I have been a student and teacher in the University since 1997 and since 2000 have been a regular contributor to a variety of Hertford College programmes. My university research focused on world archaeology and social and cultural history-and I have a keen interest in exploring the many relationships between the past and the present. I enjoy the opportunity of sharing my experience and enthusiasm with a wide student audience both formally in class and informally during the day.
For class- based work I use my specifically prepared PowerPoint presentations and provide appropriate visual material for study and discussion. I lecture on the archaeology of Britain from prehistoric times to the present day, revealing, for example, the secrets of Stonehenge and also providing the students with the opportunity to handle some ancient artefacts.

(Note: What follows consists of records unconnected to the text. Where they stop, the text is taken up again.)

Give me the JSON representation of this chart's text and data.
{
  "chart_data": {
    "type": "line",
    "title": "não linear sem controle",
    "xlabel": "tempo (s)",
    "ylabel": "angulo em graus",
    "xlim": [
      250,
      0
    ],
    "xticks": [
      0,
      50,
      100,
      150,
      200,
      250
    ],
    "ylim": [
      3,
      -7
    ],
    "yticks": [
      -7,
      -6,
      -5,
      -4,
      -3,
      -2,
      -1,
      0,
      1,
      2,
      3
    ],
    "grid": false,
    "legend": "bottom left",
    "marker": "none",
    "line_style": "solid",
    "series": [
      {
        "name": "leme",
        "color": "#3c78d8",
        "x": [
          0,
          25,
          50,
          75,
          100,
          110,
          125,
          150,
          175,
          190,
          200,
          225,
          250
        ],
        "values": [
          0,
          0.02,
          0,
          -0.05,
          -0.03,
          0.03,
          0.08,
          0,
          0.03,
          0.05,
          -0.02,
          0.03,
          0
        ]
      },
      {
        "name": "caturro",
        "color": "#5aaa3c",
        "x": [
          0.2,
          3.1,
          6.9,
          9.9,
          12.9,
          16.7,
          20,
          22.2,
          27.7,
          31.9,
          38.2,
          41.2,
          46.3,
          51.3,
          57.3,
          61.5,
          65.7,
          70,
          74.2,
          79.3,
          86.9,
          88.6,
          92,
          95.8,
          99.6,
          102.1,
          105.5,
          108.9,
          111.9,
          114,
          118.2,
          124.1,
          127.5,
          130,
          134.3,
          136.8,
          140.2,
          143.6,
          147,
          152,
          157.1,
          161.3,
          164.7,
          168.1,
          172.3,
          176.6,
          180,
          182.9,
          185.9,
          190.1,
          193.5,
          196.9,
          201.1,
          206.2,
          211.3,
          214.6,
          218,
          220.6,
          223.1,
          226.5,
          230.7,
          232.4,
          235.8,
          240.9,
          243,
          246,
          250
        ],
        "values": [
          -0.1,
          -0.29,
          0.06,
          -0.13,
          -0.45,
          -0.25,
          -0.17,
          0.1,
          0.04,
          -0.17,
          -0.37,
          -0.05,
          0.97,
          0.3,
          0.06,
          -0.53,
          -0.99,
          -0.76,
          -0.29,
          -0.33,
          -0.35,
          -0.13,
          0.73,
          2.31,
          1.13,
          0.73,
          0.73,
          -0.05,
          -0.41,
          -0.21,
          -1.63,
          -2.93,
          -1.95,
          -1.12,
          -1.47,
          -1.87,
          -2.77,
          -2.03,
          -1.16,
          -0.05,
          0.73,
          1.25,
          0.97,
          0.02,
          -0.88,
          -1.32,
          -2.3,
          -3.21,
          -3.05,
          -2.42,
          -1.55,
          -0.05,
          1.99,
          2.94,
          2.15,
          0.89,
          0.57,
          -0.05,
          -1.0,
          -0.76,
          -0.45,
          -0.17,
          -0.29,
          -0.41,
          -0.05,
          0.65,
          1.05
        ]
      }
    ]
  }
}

My research into the history and traditions of Oxford University follows the growth of today’s academic disciplines that developed here in the nineteenth century. I consider their lasting inheritance and Oxford’s position today as a world-famous university. In class, my presentations explore the university year, the teaching methods, the curriculum and the variety of cultural and social activities available to the students. We try on Oxford academic dress and debate why this tradition is still valued.
Oxford has three important museums that were founded in the nineteenth century, the Ashmolean Museum, the University Museum and the Pitt Rivers Museum. Each museum is very different and it is important to explore their cultural diversity by lectures and group visits. There is a wealth of culture to experience in Oxford and it is a privilege to share it.
I teach John Donne’s poetry, Shakespeare, and also arrange a literary walk around Oxford. As a relief from the student’s academic work, I run 1-day filmmaking workshops helping the group create impressive music videos just with their iPhones.
I find the visiting students from China and Hong Kong really rewarding to teach. They are always attentive, highly motivated, and hard working. They always respond positively to constructive feedback and enjoy the collaborative work required during the filmmaking sessions.
I’ve been teaching on the Summer School Programme for about 6 years, and visiting students at Hertford (Shakespeare, Renaissance Drama, Modern British Drama, and Creative Writing) since 2002.